A salvaguarda da UE prorrogada em 2022 é emblemática. Está vigente desde 2019 e houve revisão em junho deste ano. Das quatro categorias de produtos de aço incluídas na medida, o Brasil foi excluído de duas, mas está sujeito a sobretaxas em outras duas. A medida estabeleceu cotas que, excedidas, submetem as exportações a sobretaxa de 25%. A medida, lembram técnicos da Fiesp, foi uma reação da UE a efeitos das sobretaxas que o ex-presidente dos EUA, Donald Trump, aplicou ao aço importado em 2018. Segundo os europeus, houve deslocamento de exportações, o que levou a um volume alto de embarques de aço à UE.

As salvaguardas, explica Tatiana, são aplicáveis quando há surto repentino de importações de determinado item combinado com prejuízo à indústria doméstica. “Se isso pode ser comprovado, a salvaguarda é o remédio mais eficaz, porque com uma só medida é possível atingir todas as origens, os vários países que causaram a importação repentina.
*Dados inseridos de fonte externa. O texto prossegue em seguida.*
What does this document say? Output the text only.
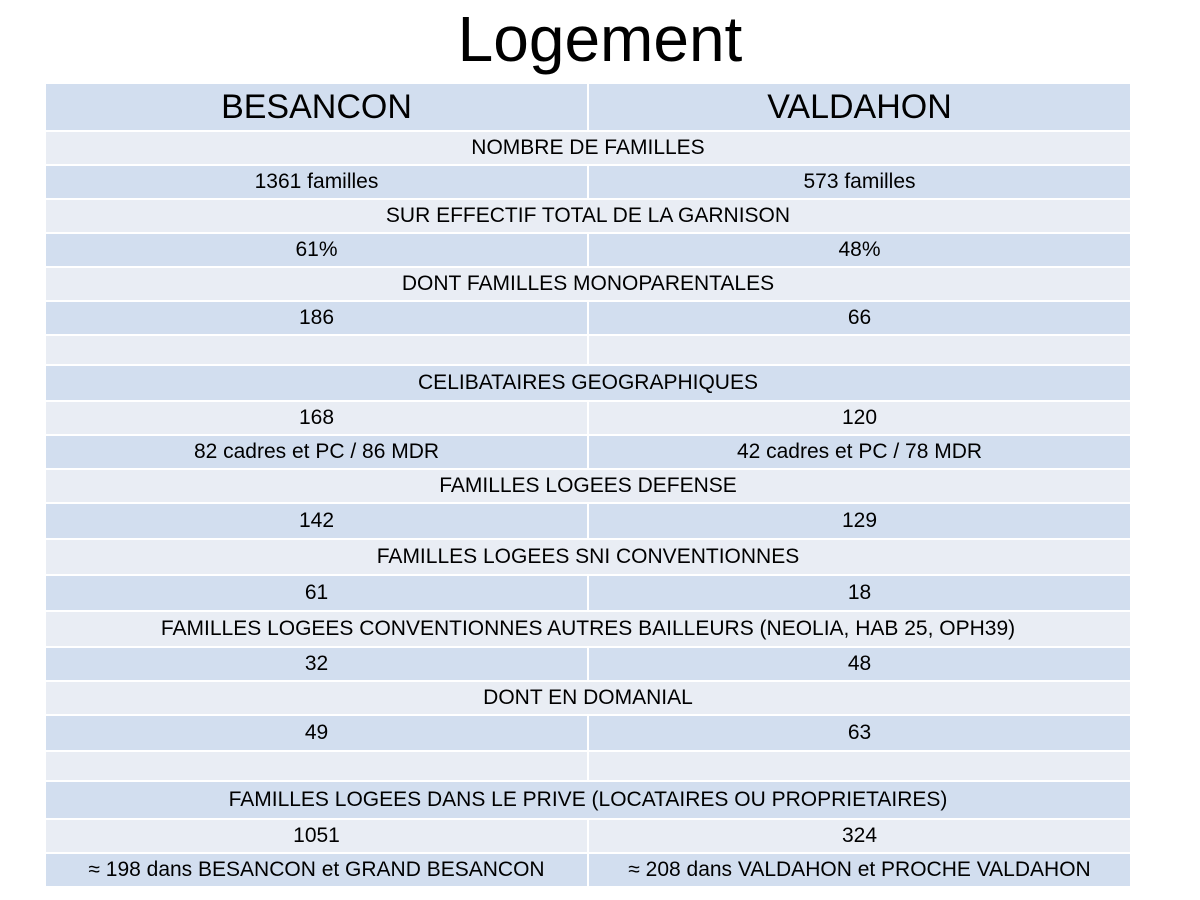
Logement
BESANCON	VALDAHON
NOMBRE DE FAMILLES	
1361 familles	573 familles
SUR EFFECTIF TOTAL DE LA GARNISON	
61%	48%
DONT FAMILLES MONOPARENTALES	
186	66

CELIBATAIRES GEOGRAPHIQUES	
168	120
82 cadres et PC / 86 MDR	42 cadres et PC / 78 MDR
FAMILLES LOGEES DEFENSE	
142	129
FAMILLES LOGEES SNI CONVENTIONNES	
61	18
FAMILLES LOGEES CONVENTIONNES AUTRES BAILLEURS (NEOLIA, HAB 25, OPH39)	
32	48
DONT EN DOMANIAL	
49	63

FAMILLES LOGEES DANS LE PRIVE (LOCATAIRES OU PROPRIETAIRES)	
1051	324
≈ 198 dans BESANCON et GRAND BESANCON	≈ 208 dans VALDAHON et PROCHE VALDAHON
Já a medida antidumping precisa ser aplicada a cada um dos países exportadores.”

Lia Valls, pesquisadora do Instituto Brasileiro de Economia da Fundação Getulio Vargas (FGV Ibre) lembra que o comércio internacional relacionado a ferro e aço é tema sensível aos EUA. Como os americanos lideram os mecanismos de defesa em vigor que envolvem exportações brasileiras, diz, é esperado que o setor siderúrgico seja um dos principais alvos. Das 17 medidas americanas em vigor, dez envolvem os setores de ferro, ferro fundido, aço e suas obras.

José Augusto de Castro, presidente da Associação de Comércio Exterior (AEB), avalia que a intensificação das medidas está conectada à onda protecionista em vários países ao mesmo tempo em que há reorganização das cadeias de produção e uma tentativa de trazer indústrias para seu próprio território ou para regiões consideradas amigáveis. No caso da Argentina, diz, o grande número de medidas de defesa também pode ser explicado pela crise econômica do país, que tem estabelecido medidas de restrição às importações.

Já o número alto de medidas da Indonésia se explica mais pela política desse país do sudeste asiático, diz Welber Barral, sócio da BMJ Consultores. A Indonésia tem salvaguarda para vários produtos e como a medida atinge todas as origens, diz, o Brasil é afetado. “O país historicamente tem mercado fechado e está se abrindo, mas há muita resistência interna. Por isso o Mercosul busca acordo com a Indonésia e também com o Vietnã.”